In [1]:
import os
import json
import cv2
import random
import csv
from tqdm import tqdm

random.seed(42)

In [2]:
dataset_root = '/home/kvu/erc/meld/MELD-face-videos/'
dataset_json_path = dataset_root + 'datasets.json'
train = dataset_root + 'train'
dev = dataset_root + 'dev'
test = dataset_root + 'test'

output = 'single-frame-dataset'

In [3]:
with open(dataset_json_path) as f:
    dataset_json = json.load(f)

In [4]:
labels_mapping = {'anger': 6, 
                  'disgust': 5, 
                  'fear': 2, 
                  'joy': 4, 
                  'neutral': 0, 
                  'sadness': 3, 
                  'surprise': 1}

In [5]:
dataset_json['train']['dia0_utt0']

{'SrNo': '1',
 'Utterance': 'also I was the point person on my company’s transition from the KL-5 to GR-6 system.',
 'Speaker': 'Chandler',
 'Emotion': 'neutral',
 'Sentiment': 'neutral',
 'Dialogue_ID': '0',
 'Utterance_ID': '0',
 'Season': '8',
 'Episode': '21',
 'StartTime': '00:16:16,059',
 'EndTime': '00:16:21,731'}

In [6]:
len(os.listdir(train))

7523

In [7]:
oversampling = {'neutral': 1, 'surprise': 3, 'fear': 16, 'sadness': 7, 'joy': 3, 'disgust': 16, 'anger': 4}

In [17]:
def video2frame(set_name, source_video_folder, output_folder, output_csv_path):
    row_list = []
    row_list.append(['image_id', 'label'])
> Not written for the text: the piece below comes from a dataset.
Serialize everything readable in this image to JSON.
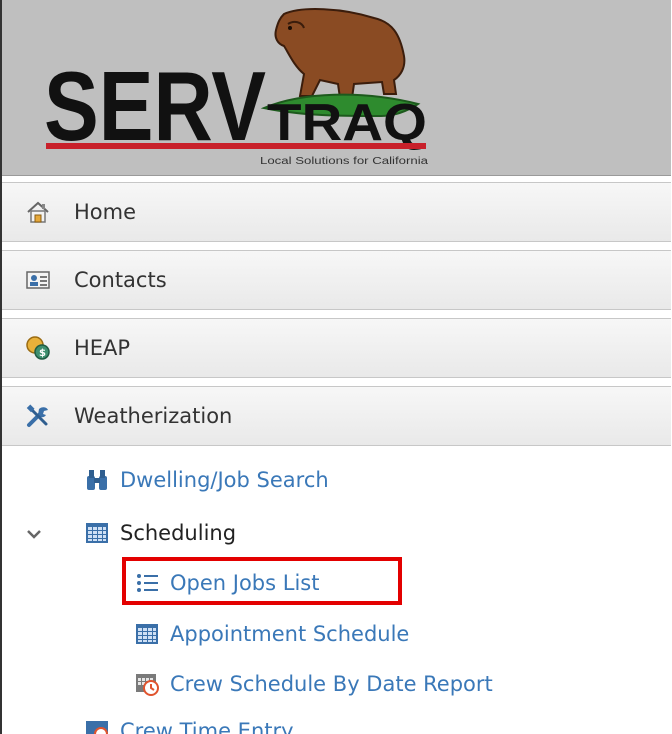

    list_dir = os.listdir(source_video_folder) 
    for vid in tqdm(list_dir):
        # Get video's metadata
        vid_name = vid[:-4]
        vid_capture = cv2.VideoCapture(source_video_folder + '/' + vid)
        vid_length = int(vid_capture.get(cv2.CAP_PROP_FRAME_COUNT)) - 1
#         if vid_length < 2:
#             continue
        emotion = dataset_json[set_name][vid_name]['Emotion']
        
        ratio = 1 if set_name == 'test' else oversampling[emotion]
        for i in range(ratio):
            # Pick a random frame
            frame_index = random.randint(0, vid_length)
            vid_capture.set(cv2.CAP_PROP_POS_FRAMES, frame_index)

            ret, frame = vid_capture.read()
            output_name = vid_name + f"_{i}" + '.jpg'
            output_path = output_folder + '/' + output_name
            cv2.imwrite(output_path, frame)
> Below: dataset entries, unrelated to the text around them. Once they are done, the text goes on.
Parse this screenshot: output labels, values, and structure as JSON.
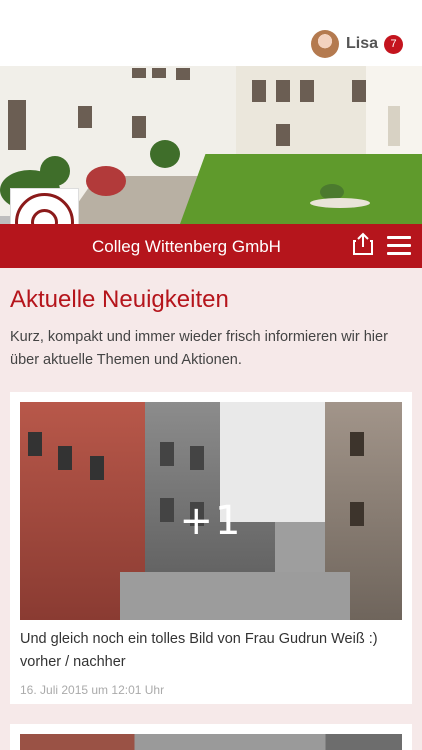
{
  "user": {
    "name": "Lisa",
    "notifications": "7"
  },
  "company": {
    "name": "Colleg Wittenberg GmbH"
  },
  "header": {
    "share_icon": "share-icon",
    "menu_icon": "hamburger-menu-icon"
  },
  "main": {
    "title": "Aktuelle Neuigkeiten",
    "intro": "Kurz, kompakt und immer wieder frisch informieren wir hier über aktuelle Themen und Aktionen.",
    "posts": [
      {
        "more_images": "+1",
        "text": "Und gleich noch ein tolles Bild von Frau Gudrun Weiß :) vorher / nachher",
        "date": "16. Juli 2015 um 12:01 Uhr"
      }
    ]
  },
  "colors": {
    "brand_red": "#b5151c",
    "background": "#f6e9e9",
    "badge": "#c4141e"
  }
}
            image_id = output_name
            label = labels_mapping[emotion]
            row_list.append([image_id, label])

    with open(output_csv_path, 'w', newline='') as f:
        writer = csv.writer(f, delimiter=',')
        writer.writerows(row_list)

In [15]:
video2frame(set_name='train', 
            source_video_folder=train, 
            output_folder='/home/kvu/erc/data/train', 
            output_csv_path='/home/kvu/erc/Datasets/MELD-single-frame/train.csv')

100%|██████████| 7523/7523 [02:51<00:00, 43.87it/s] 


In [16]:
video2frame(set_name='dev', 
            source_video_folder=dev, 
            output_folder='/home/kvu/erc/data/dev', 
            output_csv_path='/home/kvu/erc/Datasets/MELD-single-frame/dev.csv')

100%|██████████| 860/860 [00:19<00:00, 43.40it/s]


In [18]:
video2frame(set_name='test', 
            source_video_folder=test, 
            output_folder='/home/kvu/erc/data/test', 
            output_csv_path='/home/kvu/erc/Datasets/MELD-single-frame/test.csv')

100%|██████████| 1983/1983 [00:38<00:00, 51.32it/s]